Aku berlindung kepada Allah Yang Mahaagung dan kepada Zat-Nya Yang
Mahamulia, dan kepada Kekuasaan-Nya Yang Mahadahulu dari godaan setan yang
terkutuk.
Perawi melanjutkan kisahnya, bahwa manakala Ibnu Umar mengucapkan doa ini, ia
mengatakan, "Setan tidak dapat menggodaku sepanjang hari.
Imam Muslim telah meriwayatkan berikut sanadnya melalui Abu Humaid atau Abu
Usaid yang mengatakan bahwa Rasulullah Saw. pernah bersabda:
"إِذَا
دخل أحدكم المسجد فليقل: اللهم افتح لي أبواب رحمتك، وإذا خرج فليقل: اللهم إني
أَسْأَلُكَ مِنْ فَضْلِكَ".
Apabila seseorang diantara kalian memasuki masjid, hendaklah ia
mengucapkan, "Ya Allah, bukakanlah untukku semua pintu rahmat-Mu.” Dan apabila
keluar (dari masjid), hendaklah mengucapkan, "Ya Allah, bukakanlah
untukku pintu-pintu karunia-Mu.”
Imam Nasai telah meriwayatkannya melalui keduanya (Abu Humaid dari Abu Usaid)
dari Nabi Saw.
Abu Hurairah r.a. telah mengatakan bahwa Rasulullah Saw. pernah bersabda:
"إِذَا
دَخَلَ أَحَدُكُمُ الْمَسْجِدَ، فَلْيُسَلِّمْ عَلَى النَّبِيِّ صَلَّى اللَّهُ
عَلَيْهِ وَسَلَّمَ وَلِيَقُلِ: اللَّهُمَّ افْتَحْ لِي أَبْوَابَ رَحْمَتِكَ.

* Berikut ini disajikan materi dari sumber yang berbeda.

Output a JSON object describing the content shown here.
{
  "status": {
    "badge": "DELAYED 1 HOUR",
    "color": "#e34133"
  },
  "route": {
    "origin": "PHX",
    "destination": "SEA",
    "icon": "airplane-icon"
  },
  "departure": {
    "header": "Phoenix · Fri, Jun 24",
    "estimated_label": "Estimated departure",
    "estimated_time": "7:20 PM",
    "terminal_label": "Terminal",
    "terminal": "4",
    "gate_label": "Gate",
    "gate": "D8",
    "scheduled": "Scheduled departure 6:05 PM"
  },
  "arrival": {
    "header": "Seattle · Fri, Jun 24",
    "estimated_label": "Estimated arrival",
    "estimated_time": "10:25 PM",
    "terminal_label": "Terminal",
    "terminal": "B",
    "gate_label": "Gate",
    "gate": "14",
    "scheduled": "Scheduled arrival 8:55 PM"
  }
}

وَإِذَا خَرَجَ فَلْيُسَلِّمْ عَلَى النَّبِيِّ صَلَّى اللَّهُ عَلَيْهِ وَسَلَّمَ
وَلِيَقِلِ: اللَّهُمَّ اعْصِمْنِي مِنَ الشَّيْطَانِ الرَّجِيمِ"
Apabila seseorang di antara kalian memasuki masjid, hendaklah mengucapkan
salam kepada Nabi Saw., lalu mengucapkan, "Ya Allah, bukakanlah bagi semua pintu
rahmat-Mu.” Dan apabila keluar darinya, hendaklah mengucapkan salam kepada Nabi
Saw., lalu mengucapkan, "Ya Allah, peliharalah diriku dari godaan setan yang
terkutuk.”
Ibnu Majah dan Ibnu Khuzaimah serta Ibnu Hibban telah meriwayatkan hadis ini
di dalam kitab sahihnya masing-masing.
وَقَالَ
الْإِمَامُ أَحْمَدُ: حَدَّثَنَا إِسْمَاعِيلُ بْنُ إِبْرَاهِيمَ، حَدَّثَنَا لَيْث
بْنُ أَبِي سُلَيْمٍ، عَنْ عَبْدِ اللَّهِ بْنِ حَسَنٍ. عَنْ أُمِّهِ فَاطِمَةَ
بِنْتِ حُسَيْنٍ، عَنْ جَدَّتِهَا فَاطِمَةُ بِنْتُ رَسُولِ اللَّهِ صَلَّى اللَّهُ
عَلَيْهِ وَسَلَّمَ قَالَتْ: كَانَ رَسُولُ اللَّهِ صَلَّى اللَّهُ عَلَيْهِ
وَسَلَّمَ إِذَا دَخَلَ الْمَسْجِدَ صَلَّى عَلَى مُحَمَّدٍ وَسَلَّمَ، ثُمَّ
قَالَ:"اللَّهُمَّ، اغْفِرْ لِي ذُنُوبِي، وَافْتَحْ لِي أَبْوَابَ رَحْمَتِكَ".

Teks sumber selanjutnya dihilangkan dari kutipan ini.